The hack (therefore the Monospace) is based on the developers toolkits on Android and iOS, and also the easiest way to get banned from the game. On an Android smartphone, all you really need to do is get one of the many GPS spoofing apps from the Play store, repeatedly tap About phone to activate the developer settings and select that app as GPS spoofing source there. In iOS, you can (probably) also install a spoofing app through Cydia, although the easiest way without jailbreak is creating a new iOS app in Xcode (or any iOS application you have at hand) and build it to the phone. While in debugging mode, you can then load a *.GPX-file, which is simply a text file containing GPS waypoints in the XML-based GPS Exchange Format:

<gpx>
  <name>My waypoints</name>
  <wpt lat="34.143895" lon="-118.151556">
    <name>SupplyFrame, Inc.</name>
  </wpt>
</gpx>

You can also create timed routes:

<gpx>
 <name>My tracks</name>
  <trk>
    <name>Some track</name>
    <trkseg>
      <trkpt lat="34.143657" lon="-118.152368"><time>2016-07-18T00:00:00Z</time></trkpt>
      <trkpt lat="34.144502" lon="-118.152368"><time>2016-07-18T00:01:00Z</time></trkpt>
      <trkpt lat="34.144490" lon="-118.150470"><time>2016-07-18T00:02:00Z</time></trkpt>
      <trkpt lat="34.143654" lon="-118.150455"><time>2016-07-18T00:03:00Z</time></trkpt>
    </trkseg>
  </trk>
</gpx>

The file is loaded via Product -> Debug -> Simulate Location -> Add GPX file to project, as shown in the video. This makes the waypoints or tracks available from the Simulate Location menu. From there, you then can then teleport your phone to the defined locations, or take it for a walk along the tracking points.

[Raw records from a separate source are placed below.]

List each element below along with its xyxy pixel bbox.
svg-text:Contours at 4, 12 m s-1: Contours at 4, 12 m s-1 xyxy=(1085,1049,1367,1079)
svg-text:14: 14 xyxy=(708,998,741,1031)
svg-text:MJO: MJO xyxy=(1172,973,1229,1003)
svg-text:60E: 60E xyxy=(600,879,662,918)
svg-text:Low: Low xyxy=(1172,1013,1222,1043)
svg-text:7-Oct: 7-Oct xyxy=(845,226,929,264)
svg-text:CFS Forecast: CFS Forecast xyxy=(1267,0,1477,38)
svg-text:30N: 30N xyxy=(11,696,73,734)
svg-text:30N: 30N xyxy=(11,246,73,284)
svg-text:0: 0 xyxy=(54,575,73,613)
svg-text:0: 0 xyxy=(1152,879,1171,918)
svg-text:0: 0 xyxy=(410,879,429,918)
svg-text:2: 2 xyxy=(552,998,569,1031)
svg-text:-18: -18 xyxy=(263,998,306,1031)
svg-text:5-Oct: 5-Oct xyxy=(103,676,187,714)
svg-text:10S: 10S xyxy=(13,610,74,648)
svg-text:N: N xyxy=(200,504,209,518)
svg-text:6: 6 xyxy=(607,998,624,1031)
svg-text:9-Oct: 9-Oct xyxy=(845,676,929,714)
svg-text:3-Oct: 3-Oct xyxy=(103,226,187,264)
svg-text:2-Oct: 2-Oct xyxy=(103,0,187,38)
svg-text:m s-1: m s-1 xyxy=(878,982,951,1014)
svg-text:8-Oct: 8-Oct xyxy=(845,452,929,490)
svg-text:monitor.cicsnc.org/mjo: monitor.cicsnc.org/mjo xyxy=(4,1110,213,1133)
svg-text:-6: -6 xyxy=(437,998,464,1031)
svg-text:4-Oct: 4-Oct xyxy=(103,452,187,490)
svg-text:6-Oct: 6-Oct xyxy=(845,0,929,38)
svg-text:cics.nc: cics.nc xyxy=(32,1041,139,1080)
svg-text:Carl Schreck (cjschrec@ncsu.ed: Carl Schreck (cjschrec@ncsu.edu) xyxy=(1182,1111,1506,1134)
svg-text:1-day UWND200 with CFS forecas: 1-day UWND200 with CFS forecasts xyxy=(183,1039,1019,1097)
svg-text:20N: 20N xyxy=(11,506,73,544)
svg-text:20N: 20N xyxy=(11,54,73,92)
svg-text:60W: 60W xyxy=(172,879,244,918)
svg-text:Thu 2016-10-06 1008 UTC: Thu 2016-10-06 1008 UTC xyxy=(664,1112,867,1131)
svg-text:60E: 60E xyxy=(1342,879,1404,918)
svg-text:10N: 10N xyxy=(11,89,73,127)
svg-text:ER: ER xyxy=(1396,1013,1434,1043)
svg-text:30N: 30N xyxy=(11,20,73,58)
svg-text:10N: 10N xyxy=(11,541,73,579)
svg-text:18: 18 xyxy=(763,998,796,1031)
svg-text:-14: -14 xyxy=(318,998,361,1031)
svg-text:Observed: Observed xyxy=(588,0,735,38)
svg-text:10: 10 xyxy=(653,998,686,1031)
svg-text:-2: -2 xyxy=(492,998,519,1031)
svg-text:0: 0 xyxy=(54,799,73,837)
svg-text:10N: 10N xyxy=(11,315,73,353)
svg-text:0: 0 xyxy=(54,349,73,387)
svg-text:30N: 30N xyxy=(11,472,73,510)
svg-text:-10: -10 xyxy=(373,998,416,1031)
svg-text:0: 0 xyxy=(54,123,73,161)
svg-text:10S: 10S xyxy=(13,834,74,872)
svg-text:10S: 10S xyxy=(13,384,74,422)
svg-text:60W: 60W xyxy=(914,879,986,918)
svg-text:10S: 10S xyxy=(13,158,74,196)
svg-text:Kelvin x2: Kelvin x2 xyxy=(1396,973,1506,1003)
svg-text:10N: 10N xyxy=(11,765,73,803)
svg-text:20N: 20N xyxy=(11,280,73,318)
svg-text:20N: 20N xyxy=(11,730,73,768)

While the video is more a tutorial on how to get banned from the game than anything else, we’re not here to judge you if you try it. In the contrary, we’d actually love to see an implementation that catches ’em all without falling over the various strings Niantic has put in place, effectively turning GPS spoofing into a game of its own. Check out the video below to see [Dave Conroy’s] approach.

Oh, and did we mention this is probably get you banned? Can’t stress this one enough.